È significativo anche che la stroncatura sia arrivata dalle colonne del quotidiano edito dai colleghi avvocati di Conte, ossia dal Consiglio nazionale forense, di cui è stato presidente il mentore di Giuseppi, Guido Alpa – pure lui in ottimi rapporti con Cassese. Insomma, l’impressione è che, dietro le rimostranze del giurista, si celi l’insofferenza dei palazzi che contano, dal Quirinale alla Consulta. Ovvero, di quell’élite che pure nell’avvocato del popolo aveva visto un utile argine all’avanzata sovranista.
Perché i poteri forti gli stanno alienando il loro consenso? Perché, nel pieno dell’emergenza, che pareva averlo reso intoccabile, qualcuno potrebbe apparecchiare il siluramento di Conte?

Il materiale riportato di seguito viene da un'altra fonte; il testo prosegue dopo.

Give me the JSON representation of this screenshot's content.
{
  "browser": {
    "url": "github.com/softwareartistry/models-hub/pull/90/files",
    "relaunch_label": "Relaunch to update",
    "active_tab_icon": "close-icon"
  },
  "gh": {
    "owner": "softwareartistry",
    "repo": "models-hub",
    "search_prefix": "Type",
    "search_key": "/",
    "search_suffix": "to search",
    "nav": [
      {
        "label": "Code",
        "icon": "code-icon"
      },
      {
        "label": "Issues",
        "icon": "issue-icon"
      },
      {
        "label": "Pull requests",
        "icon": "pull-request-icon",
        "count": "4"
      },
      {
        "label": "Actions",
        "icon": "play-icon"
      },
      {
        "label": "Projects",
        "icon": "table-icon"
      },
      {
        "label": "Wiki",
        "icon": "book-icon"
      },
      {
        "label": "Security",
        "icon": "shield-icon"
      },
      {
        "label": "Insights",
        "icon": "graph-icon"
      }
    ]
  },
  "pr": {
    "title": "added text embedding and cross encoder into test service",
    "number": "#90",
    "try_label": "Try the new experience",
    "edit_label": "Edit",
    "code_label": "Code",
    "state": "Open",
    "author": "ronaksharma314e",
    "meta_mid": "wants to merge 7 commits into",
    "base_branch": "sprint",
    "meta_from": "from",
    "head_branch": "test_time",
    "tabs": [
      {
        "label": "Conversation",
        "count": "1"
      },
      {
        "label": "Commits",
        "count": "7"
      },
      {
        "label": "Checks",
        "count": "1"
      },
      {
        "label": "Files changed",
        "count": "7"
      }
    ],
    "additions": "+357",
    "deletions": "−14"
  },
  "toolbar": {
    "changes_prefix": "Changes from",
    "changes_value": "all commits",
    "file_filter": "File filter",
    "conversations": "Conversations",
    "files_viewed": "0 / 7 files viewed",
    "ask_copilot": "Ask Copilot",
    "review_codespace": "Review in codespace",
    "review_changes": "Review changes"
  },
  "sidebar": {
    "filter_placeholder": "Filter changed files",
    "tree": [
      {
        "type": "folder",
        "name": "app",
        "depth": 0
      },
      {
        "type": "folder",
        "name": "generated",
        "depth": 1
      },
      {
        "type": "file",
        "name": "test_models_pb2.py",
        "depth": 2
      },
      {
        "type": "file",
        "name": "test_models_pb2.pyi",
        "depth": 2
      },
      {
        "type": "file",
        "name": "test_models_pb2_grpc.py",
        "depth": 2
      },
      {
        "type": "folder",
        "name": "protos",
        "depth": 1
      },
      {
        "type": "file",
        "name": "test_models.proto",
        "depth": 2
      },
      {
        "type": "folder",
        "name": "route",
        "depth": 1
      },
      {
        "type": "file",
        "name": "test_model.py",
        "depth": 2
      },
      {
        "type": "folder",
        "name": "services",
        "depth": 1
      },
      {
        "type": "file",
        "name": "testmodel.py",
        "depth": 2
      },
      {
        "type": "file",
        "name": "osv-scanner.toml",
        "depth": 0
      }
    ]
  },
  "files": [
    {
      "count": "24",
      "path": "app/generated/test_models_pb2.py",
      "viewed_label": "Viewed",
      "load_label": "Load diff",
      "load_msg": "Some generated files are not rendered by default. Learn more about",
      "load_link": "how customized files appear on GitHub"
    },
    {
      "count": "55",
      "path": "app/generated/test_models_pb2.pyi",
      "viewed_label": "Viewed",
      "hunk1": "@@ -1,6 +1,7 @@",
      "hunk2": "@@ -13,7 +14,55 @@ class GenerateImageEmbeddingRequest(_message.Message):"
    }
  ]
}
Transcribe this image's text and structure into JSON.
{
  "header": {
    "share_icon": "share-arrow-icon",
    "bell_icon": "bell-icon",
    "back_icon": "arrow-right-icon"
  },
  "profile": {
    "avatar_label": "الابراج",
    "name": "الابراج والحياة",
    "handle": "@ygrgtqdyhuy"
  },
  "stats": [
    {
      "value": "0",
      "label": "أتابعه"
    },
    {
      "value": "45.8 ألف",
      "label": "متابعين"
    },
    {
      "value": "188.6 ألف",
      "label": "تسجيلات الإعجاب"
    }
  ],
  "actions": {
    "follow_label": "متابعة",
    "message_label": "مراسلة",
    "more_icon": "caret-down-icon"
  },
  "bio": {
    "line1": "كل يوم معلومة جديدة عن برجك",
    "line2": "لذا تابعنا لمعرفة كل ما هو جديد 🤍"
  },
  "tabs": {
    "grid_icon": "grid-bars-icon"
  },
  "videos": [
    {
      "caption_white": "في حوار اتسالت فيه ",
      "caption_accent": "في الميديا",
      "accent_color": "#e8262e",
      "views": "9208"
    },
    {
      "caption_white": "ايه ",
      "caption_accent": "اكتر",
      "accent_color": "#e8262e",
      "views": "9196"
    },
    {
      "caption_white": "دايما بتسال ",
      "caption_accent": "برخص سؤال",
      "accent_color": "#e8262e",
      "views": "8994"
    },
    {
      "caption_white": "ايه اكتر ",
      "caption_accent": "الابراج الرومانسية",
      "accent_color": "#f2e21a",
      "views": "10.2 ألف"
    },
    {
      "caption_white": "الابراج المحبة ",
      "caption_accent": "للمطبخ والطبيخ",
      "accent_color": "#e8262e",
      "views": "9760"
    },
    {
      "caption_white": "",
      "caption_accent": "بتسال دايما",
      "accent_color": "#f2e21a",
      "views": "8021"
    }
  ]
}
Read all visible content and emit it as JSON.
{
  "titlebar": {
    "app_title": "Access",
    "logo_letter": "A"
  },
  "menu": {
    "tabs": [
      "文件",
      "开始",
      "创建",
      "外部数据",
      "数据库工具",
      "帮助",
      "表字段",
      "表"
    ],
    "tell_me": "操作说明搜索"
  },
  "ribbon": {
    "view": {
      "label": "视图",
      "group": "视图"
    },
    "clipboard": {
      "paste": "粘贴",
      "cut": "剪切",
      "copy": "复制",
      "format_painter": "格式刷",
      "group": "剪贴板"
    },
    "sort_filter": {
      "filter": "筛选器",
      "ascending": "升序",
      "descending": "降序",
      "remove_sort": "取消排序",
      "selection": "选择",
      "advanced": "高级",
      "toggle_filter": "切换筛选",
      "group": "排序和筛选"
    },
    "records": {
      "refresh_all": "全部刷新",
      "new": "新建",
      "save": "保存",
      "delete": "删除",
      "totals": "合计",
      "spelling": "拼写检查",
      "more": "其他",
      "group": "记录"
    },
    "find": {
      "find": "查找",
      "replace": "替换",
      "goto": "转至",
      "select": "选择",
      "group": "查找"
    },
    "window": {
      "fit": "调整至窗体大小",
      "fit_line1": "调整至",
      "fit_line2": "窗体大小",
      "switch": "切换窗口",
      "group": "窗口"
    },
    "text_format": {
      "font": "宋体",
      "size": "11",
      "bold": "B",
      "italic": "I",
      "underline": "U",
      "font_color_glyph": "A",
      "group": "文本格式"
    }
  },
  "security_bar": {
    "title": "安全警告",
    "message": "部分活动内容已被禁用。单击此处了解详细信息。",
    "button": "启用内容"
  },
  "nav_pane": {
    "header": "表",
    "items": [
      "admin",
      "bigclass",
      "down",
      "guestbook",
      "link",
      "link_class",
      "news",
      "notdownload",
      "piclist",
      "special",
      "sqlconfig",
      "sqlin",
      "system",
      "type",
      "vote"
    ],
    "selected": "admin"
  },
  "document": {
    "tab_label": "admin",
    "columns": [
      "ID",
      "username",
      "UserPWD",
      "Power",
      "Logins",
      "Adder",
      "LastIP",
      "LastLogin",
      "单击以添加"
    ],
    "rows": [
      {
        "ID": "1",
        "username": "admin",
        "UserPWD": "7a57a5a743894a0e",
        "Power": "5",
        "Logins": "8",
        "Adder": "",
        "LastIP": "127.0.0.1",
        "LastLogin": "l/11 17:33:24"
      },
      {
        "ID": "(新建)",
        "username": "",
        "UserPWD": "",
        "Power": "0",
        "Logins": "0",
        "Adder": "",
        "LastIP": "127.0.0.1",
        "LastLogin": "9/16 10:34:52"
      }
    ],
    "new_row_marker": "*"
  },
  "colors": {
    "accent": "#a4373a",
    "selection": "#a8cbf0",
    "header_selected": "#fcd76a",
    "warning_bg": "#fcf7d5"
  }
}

1. Giuseppi naviga a vista. Il Paese non risorgerà con i 600 euro alle partite Iva. E nemmeno con il decreto Liquidità: è utopistico pensare che gli imprenditori abbiano voglia di indebitarsi ancora, a Paese bloccato, tanto più che l’erogazione dei mutui, niente affatto a fondo perduto, sarebbe subordinata alla morsa delle valutazioni bancarie di solvibilità. Conte non ha un piano, non ha un pacchetto, sia pure abbozzato, con cui alzare la posta in Europa. E questo vuoto pneumatico non può essere occultato dalla moltiplicazione delle task force, che hanno origini e attribuzioni poco chiare e soprattutto paiono essere state mal digerite dallo stesso premier. Vittorio Colao, ad esempio, gli è stato imposto da Sergio Mattarella. Tant’è che Matteo Renzi ha subito utilizzato il super manager per pungolare la leadership di Giuseppi: più che affiancarlo, la task force pare debba metterlo sotto tutela. L’establishment, d’altronde, è perfettamente consapevole che l’economia è una patata bollente: il Viminale ha recentemente diramato una circolare per avvisare i prefetti del rischio di “gravi tensioni sociali”, connesse alla nerissima recessione che si va profilando.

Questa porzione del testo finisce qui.